I was so mad at this story. I was so mad at this shrink theory. I was so mad at my counselor.

I could feel myself getting angry as she looked me in the eyes and said, “Jenny, why do you keep going back to a dog who has consistently shown you they want nothing to do with you? This is not about the dog. It’s not the dog’s fault anymore. It’s yours. You are the one that keeps going back. You are doing something insane. You are responsible for your own hurt.”

When you are in real therapy, those are the kind of sessions that make you get back in your car and claw at your steering wheel, punch the seat next to you, scream profanity, and then drive to Taco Bell to gorge on something nasty and horrible for you.

Therapy is hard. It is the hard road. It is the high road. It is the road less traveled for a reason.

IT SUCKS

Essentially what this lady told me was this:  There are these people in your life who are consistently the same.
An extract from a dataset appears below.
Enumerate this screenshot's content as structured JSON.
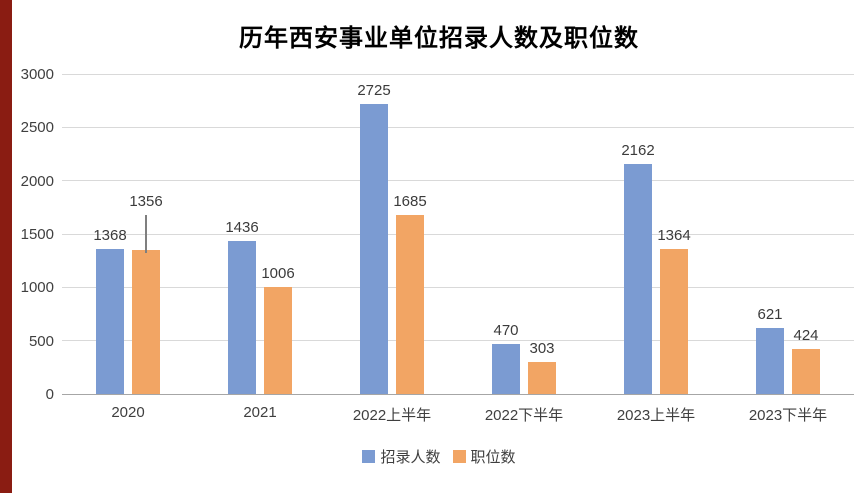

Be it lazy. Angry. Mean. Or uninterested in you. People that don’t love you the way you want to be loved. They are consistent, yet you keep hoping they will change. You keep hoping for a different outcome. You keep hoping their behavior will magically transform itself out of their love for you. You keep walking into these people and relationships with unrealistic expectations. You really think, deep down inside, that one day things will be different. And when they aren’t, when the dog barks at you and tries to bite your fingers off, you get mad at the dog all over again and end up hurt. You are constantly hurt because you refuse to accept reality. Your expectations are based on your own faulty wishes.

So do you want this to be your life?

Creeping up to a fence every single day hoping that today you won’t lose your fingers?  Or will you accept these people and situations for what they are and change your expectations of them?